Archive for the ‘VMWare’ Category

Secrets of Making Effective Virtual Machines

Tuesday, September 25th, 2007

Virtualization is simple, that is the beauty. Everything that works in physical domain holds true in virtual world. You build a VM as if it was a physical box, or just run P2V to virtualize your PC, and ola! it all works.

But to take a full advantage of virtualization, there are hundreds of tricks to configure VM efficiently.

For example, a virtual Hard Disk may be marked independent; in such case it won’t be included in snapshots. I want to snapshot all your data? But how about the system swap partition? I don’t even want it to be persistent!

With Linux the swap file is on dedicated partition. Move it to a dedicated HF, make it independent/non-persistent. Do the same with Windows VM: add new 4Gb HD, configure it as independent/non-persistent, and move page file there.

Or, consider slimming down the OS. Again, that is no news for the Linux world. But why don’t cut some fat from chubby Windows? Mind you it is a lot of fat to loose: almost 50%. The installation of XP with 300Mb foot print, how is that? Not the limit! And after such “slim fast” program Windows can sprint: you should see it booting up!

For ideas on stripping down your Windows, check here and here (rulez!). Or, just fire your Torrent and get the Performance Edition here.

Using optimized and fine-tuned virtual machines can change your experience with virtualization. Keep on looking for secrets.

Resizing Virtual Hard Disk on WMWare Workstation

Friday, September 14th, 2007

I love my Virtual Subversion. Except the hard drive size. 120G is ridiculously large for a virtual machine. Especially when I broke it by 2G peaces to run it off a flash-drive: I just couldn’t stand looking at these 60 .vmdk files!And I don’t think my repo would ever take 120G. If you think you would, check this out.

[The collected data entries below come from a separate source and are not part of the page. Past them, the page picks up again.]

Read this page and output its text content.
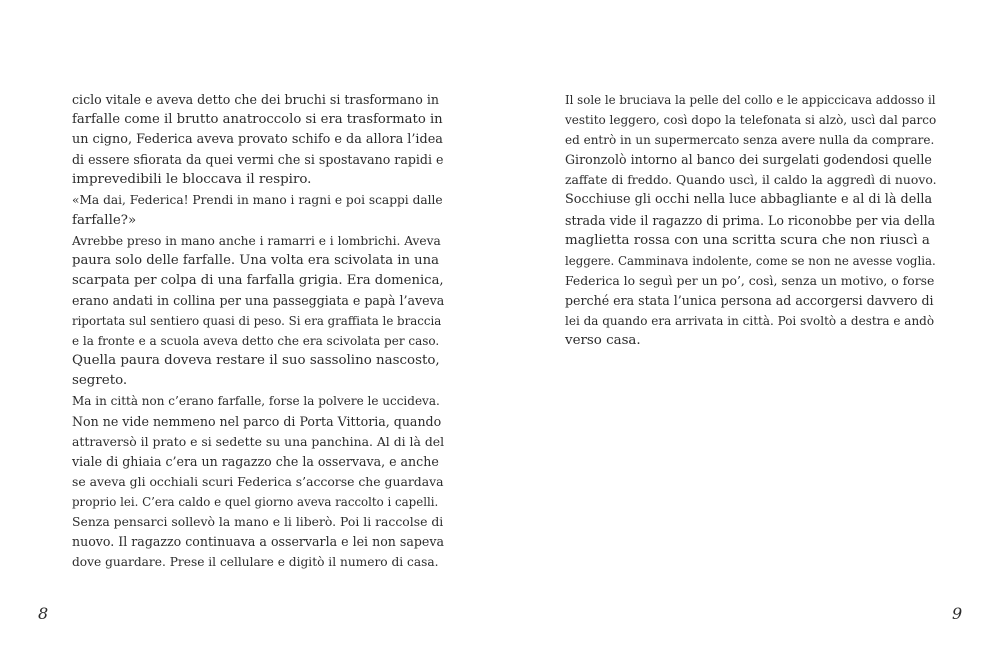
ciclo vitale e aveva detto che dei bruchi si trasformano in
farfalle come il brutto anatroccolo si era trasformato in
un cigno, Federica aveva provato schifo e da allora l’idea
di essere sfiorata da quei vermi che si spostavano rapidi e
imprevedibili le bloccava il respiro.
«Ma dai, Federica! Prendi in mano i ragni e poi scappi dalle
farfalle?»
Avrebbe preso in mano anche i ramarri e i lombrichi. Aveva
paura solo delle farfalle. Una volta era scivolata in una
scarpata per colpa di una farfalla grigia. Era domenica,
erano andati in collina per una passeggiata e papà l’aveva
riportata sul sentiero quasi di peso. Si era graffiata le braccia
e la fronte e a scuola aveva detto che era scivolata per caso.
Quella paura doveva restare il suo sassolino nascosto,
segreto.
Ma in città non c’erano farfalle, forse la polvere le uccideva.
Non ne vide nemmeno nel parco di Porta Vittoria, quando
attraversò il prato e si sedette su una panchina. Al di là del
viale di ghiaia c’era un ragazzo che la osservava, e anche
se aveva gli occhiali scuri Federica s’accorse che guardava
proprio lei. C’era caldo e quel giorno aveva raccolto i capelli.
Senza pensarci sollevò la mano e li liberò. Poi li raccolse di
nuovo. Il ragazzo continuava a osservarla e lei non sapeva
dove guardare. Prese il cellulare e digitò il numero di casa.
Il sole le bruciava la pelle del collo e le appiccicava addosso il
vestito leggero, così dopo la telefonata si alzò, uscì dal parco
ed entrò in un supermercato senza avere nulla da comprare.
Gironzolò intorno al banco dei surgelati godendosi quelle
zaffate di freddo. Quando uscì, il caldo la aggredì di nuovo.
Socchiuse gli occhi nella luce abbagliante e al di là della
strada vide il ragazzo di prima. Lo riconobbe per via della
maglietta rossa con una scritta scura che non riuscì a
leggere. Camminava indolente, come se non ne avesse voglia.
Federica lo seguì per un po’, così, senza un motivo, o forse
perché era stata l’unica persona ad accorgersi davvero di
lei da quando era arrivata in città. Poi svoltò a destra e andò
verso casa.
8	9
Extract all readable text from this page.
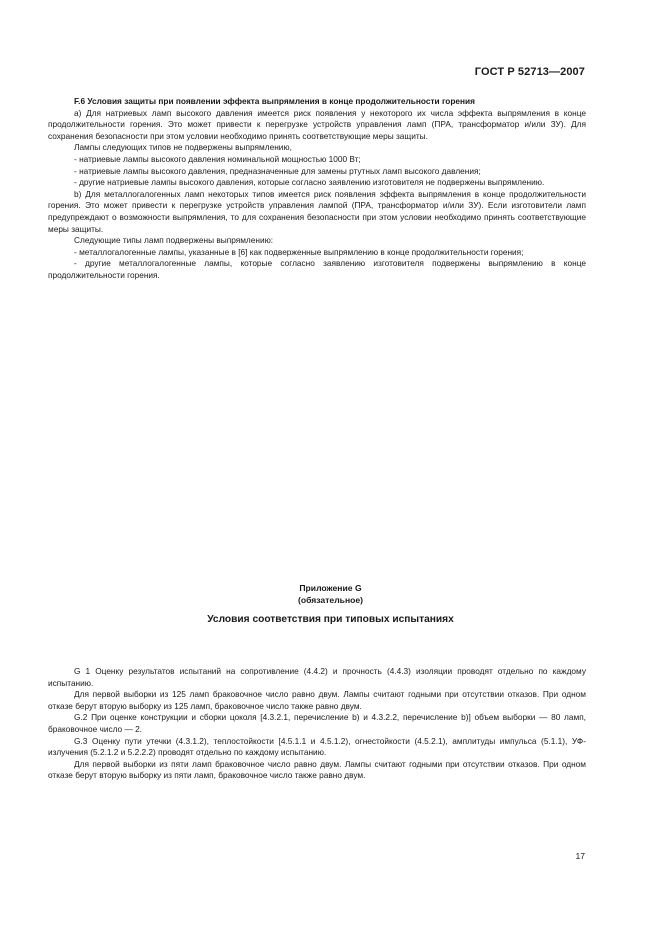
ГОСТ Р 52713—2007

F.6 Условия защиты при появлении эффекта выпрямления в конце продолжительности горения

а) Для натриевых ламп высокого давления имеется риск появления у некоторого их числа эффекта выпрямления в конце продолжительности горения. Это может привести к перегрузке устройств управления ламп (ПРА, трансформатор и/или ЗУ). Для сохранения безопасности при этом условии необходимо принять соответствующие меры защиты.

Лампы следующих типов не подвержены выпрямлению,

- натриевые лампы высокого давления номинальной мощностью 1000 Вт;

- натриевые лампы высокого давления, предназначенные для замены ртутных ламп высокого давления;

- другие натриевые лампы высокого давления, которые согласно заявлению изготовителя не подвержены выпрямлению.

b) Для металлогалогенных ламп некоторых типов имеется риск появления эффекта выпрямления в конце продолжительности горения. Это может привести к перегрузке устройств управления лампой (ПРА, трансформатор и/или ЗУ). Если изготовители ламп предупреждают о возможности выпрямления, то для сохранения безопасности при этом условии необходимо принять соответствующие меры защиты.

Следующие типы ламп подвержены выпрямлению:

- металлогалогенные лампы, указанные в [6] как подверженные выпрямлению в конце продолжительности горения;

- другие металлогалогенные лампы, которые согласно заявлению изготовителя подвержены выпрямлению в конце продолжительности горения.

Приложение G
(обязательное)
Условия соответствия при типовых испытаниях

G 1 Оценку результатов испытаний на сопротивление (4.4.2) и прочность (4.4.3) изоляции проводят отдельно по каждому испытанию.

Для первой выборки из 125 ламп браковочное число равно двум. Лампы считают годными при отсутствии отказов. При одном отказе берут вторую выборку из 125 ламп, браковочное число также равно двум.

G.2 При оценке конструкции и сборки цоколя [4.3.2.1, перечисление b) и 4.3.2.2, перечисление b)] объем выборки — 80 ламп, браковочное число — 2.

G.3 Оценку пути утечки (4.3.1.2), теплостойкости [4.5.1.1 и 4.5.1.2), огнестойкости (4.5.2.1), амплитуды импульса (5.1.1), УФ-излучения (5.2.1.2 и 5.2.2.2) проводят отдельно по каждому испытанию.

Для первой выборки из пяти ламп браковочное число равно двум. Лампы считают годными при отсутствии отказов. При одном отказе берут вторую выборку из пяти ламп, браковочное число также равно двум.

17
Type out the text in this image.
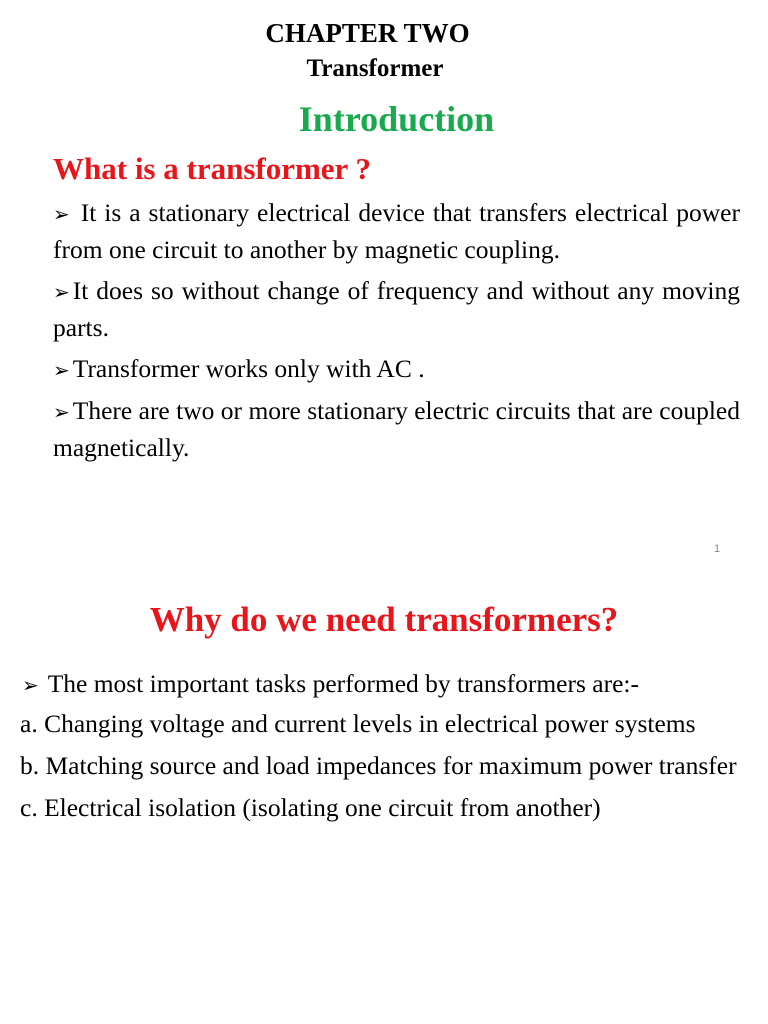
CHAPTER TWO
Transformer
Introduction
What is a transformer ?
➢ It is a stationary electrical device that transfers electrical power from one circuit to another by magnetic coupling.
➢ It does so without change of frequency and without any moving parts.
➢ Transformer works only with AC .
➢ There are two or more stationary electric circuits that are coupled magnetically.
1
Why do we need transformers?
➢ The most important tasks performed by transformers are:-
a. Changing voltage and current levels in electrical power systems
b. Matching source and load impedances for maximum power transfer
c. Electrical isolation (isolating one circuit from another)
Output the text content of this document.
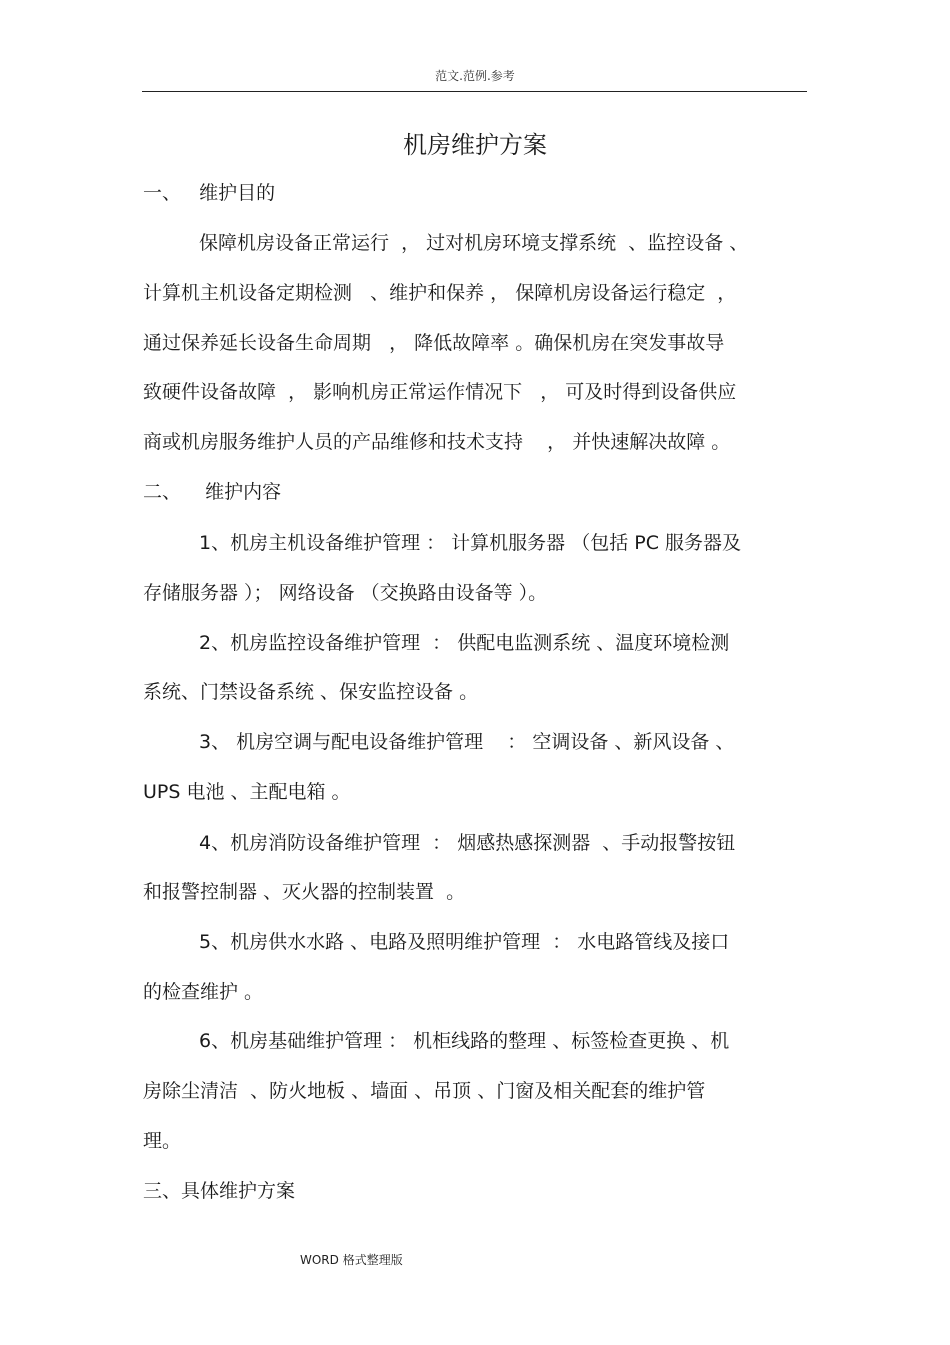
范文.范例.参考
机房维护方案
一、   维护目的
保障机房设备正常运行  ， 过对机房环境支撑系统  、监控设备 、
计算机主机设备定期检测   、维护和保养 ， 保障机房设备运行稳定  ，
通过保养延长设备生命周期   ， 降低故障率 。确保机房在突发事故导
致硬件设备故障  ， 影响机房正常运作情况下   ， 可及时得到设备供应
商或机房服务维护人员的产品维修和技术支持    ， 并快速解决故障 。
二、    维护内容
1、机房主机设备维护管理 ： 计算机服务器 （包括 PC 服务器及
存储服务器 ）； 网络设备 （交换路由设备等 ）。
2、机房监控设备维护管理  ： 供配电监测系统 、温度环境检测
系统、门禁设备系统 、保安监控设备 。
3、 机房空调与配电设备维护管理    ： 空调设备 、新风设备 、
UPS 电池 、主配电箱 。
4、机房消防设备维护管理  ： 烟感热感探测器  、手动报警按钮
和报警控制器 、灭火器的控制装置  。
5、机房供水水路 、电路及照明维护管理  ： 水电路管线及接口
的检查维护 。
6、机房基础维护管理 ： 机柜线路的整理 、标签检查更换 、机
房除尘清洁  、防火地板 、墙面 、吊顶 、门窗及相关配套的维护管
理。
三、具体维护方案
WORD 格式整理版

So I decided to resize the Virtual Hard drive to make it smaller, say 10 Gb instead of 120Gb. Resizing the drive is easy, as long as you expand it. But shrinking the virtual hard disk is as hard as then shrinking a physical one. Vmware-vdiskmanager can only expand. And don’t confuse –k option: it does shrinks the vmdk file, but doesn’t alter the Hard Disk size.